Anything but relaxed, rather quite nervous. The Federal Constitutional Court carries out an “abstract review of norms”, i.e. it checks whether the reallocation is compatible with the Basic Law or with other federal law. The Union hopes that Karlsruhe will throw the “annual principle” of a budget into the balance and agree with her. This means that a budget that has been approved is only valid for a specific year, so an estimated new debt cannot simply be carried over to other years. If the court comes to the conclusion that the traffic light procedure was not legal, the government’s financing and climate protection plans will be thrown into turmoil. The fund cannot simply be fed from other sources. A verdict by the Federal Constitutional Court is expected in autumn.

Yes. Ironically, under black and red, so with Union participation.
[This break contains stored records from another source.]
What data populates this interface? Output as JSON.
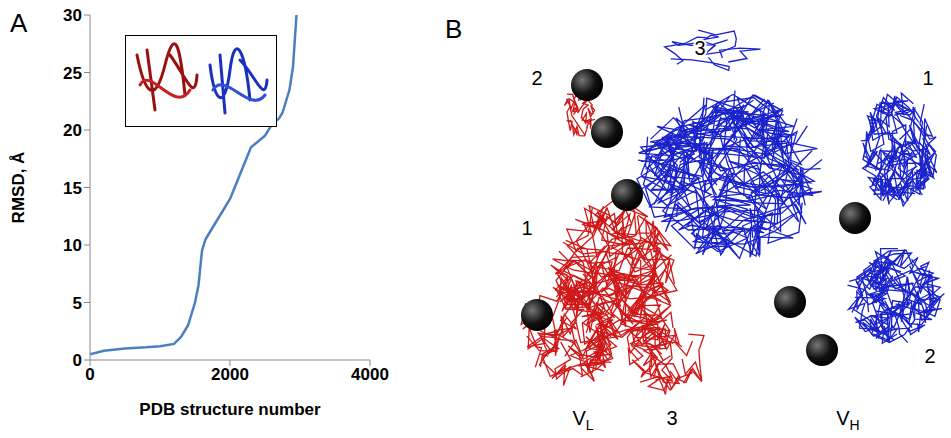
{
  "chart_data": {
    "type": "line",
    "x": [
      0,
      200,
      500,
      800,
      1000,
      1200,
      1300,
      1400,
      1450,
      1500,
      1550,
      1600,
      1650,
      1700,
      1800,
      1900,
      2000,
      2100,
      2200,
      2300,
      2400,
      2500,
      2600,
      2700,
      2750,
      2800,
      2850,
      2900,
      2950
    ],
    "values": [
      0.5,
      0.8,
      1.0,
      1.1,
      1.2,
      1.4,
      2.0,
      3.0,
      4.0,
      5.0,
      6.5,
      9.5,
      10.5,
      11.0,
      12.0,
      13.0,
      14.0,
      15.5,
      17.0,
      18.5,
      19.0,
      19.5,
      20.5,
      21.0,
      21.5,
      22.5,
      23.5,
      25.5,
      30.0
    ],
    "color": "#4a7fc0",
    "xlim": [
      0,
      4000
    ],
    "ylim": [
      0,
      30
    ],
    "xticks": [
      0,
      2000,
      4000
    ],
    "yticks": [
      0,
      5,
      10,
      15,
      20,
      25,
      30
    ],
    "xlabel": "PDB structure number",
    "ylabel": "RMSD, Å"
  },
  "panel_labels": [
    "A",
    "B"
  ],
  "panel_b": {
    "labels": [
      {
        "text": "3"
      },
      {
        "text": "2"
      },
      {
        "text": "1"
      },
      {
        "text": "1"
      },
      {
        "text": "2"
      },
      {
        "text": "3"
      },
      {
        "text": "V",
        "subscript": "L"
      },
      {
        "text": "V",
        "subscript": "H"
      }
    ]
  }
}
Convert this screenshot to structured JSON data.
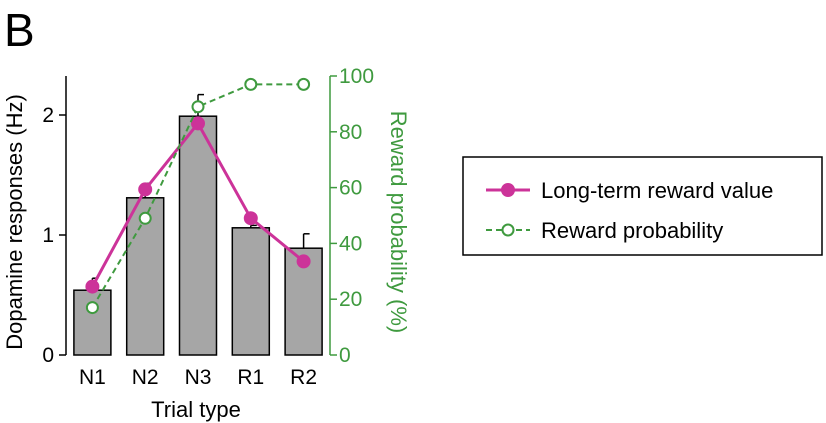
{
  "panel_label": "B",
  "chart_data": {
    "type": "bar",
    "categories": [
      "N1",
      "N2",
      "N3",
      "R1",
      "R2"
    ],
    "xlabel": "Trial type",
    "ylabel": "Dopamine responses (Hz)",
    "ylim": [
      0,
      2.3
    ],
    "yticks": [
      0,
      1,
      2
    ],
    "y2label": "Reward probability (%)",
    "y2lim": [
      0,
      100
    ],
    "y2ticks": [
      0,
      20,
      40,
      60,
      80,
      100
    ],
    "bars": {
      "values": [
        0.54,
        1.31,
        1.99,
        1.06,
        0.89
      ],
      "errors": [
        0.1,
        0.12,
        0.18,
        0.02,
        0.12
      ],
      "color": "#a6a6a6"
    },
    "series": [
      {
        "name": "Long-term reward value",
        "axis": "left",
        "values": [
          0.57,
          1.38,
          1.93,
          1.14,
          0.78
        ],
        "color": "#cc3399",
        "line": "solid",
        "marker": "filled-circle"
      },
      {
        "name": "Reward probability",
        "axis": "right",
        "values": [
          17,
          49,
          89,
          97,
          97
        ],
        "color": "#3f9a3f",
        "line": "dashed",
        "marker": "open-circle"
      }
    ],
    "legend_position": "right"
  }
}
In 2020, the grand coalition shifted 28 billion euros to the climate fund via a supplementary budget. Andreas Jung, then deputy chairman of the CDU/CSU parliamentary group, applauded the “vitamin injection for the future of our country”. The Federal Constitutional Court made an urgent decision on this in November. It initially allowed the reclassification because a ban would have severe consequences, such as an increase in electricity prices or a collapse in CO2 reductions. In addition, it could possibly turn out in a main trial that the actions of the “Groko” were constitutional. However, the procedure has nothing to do with the current one.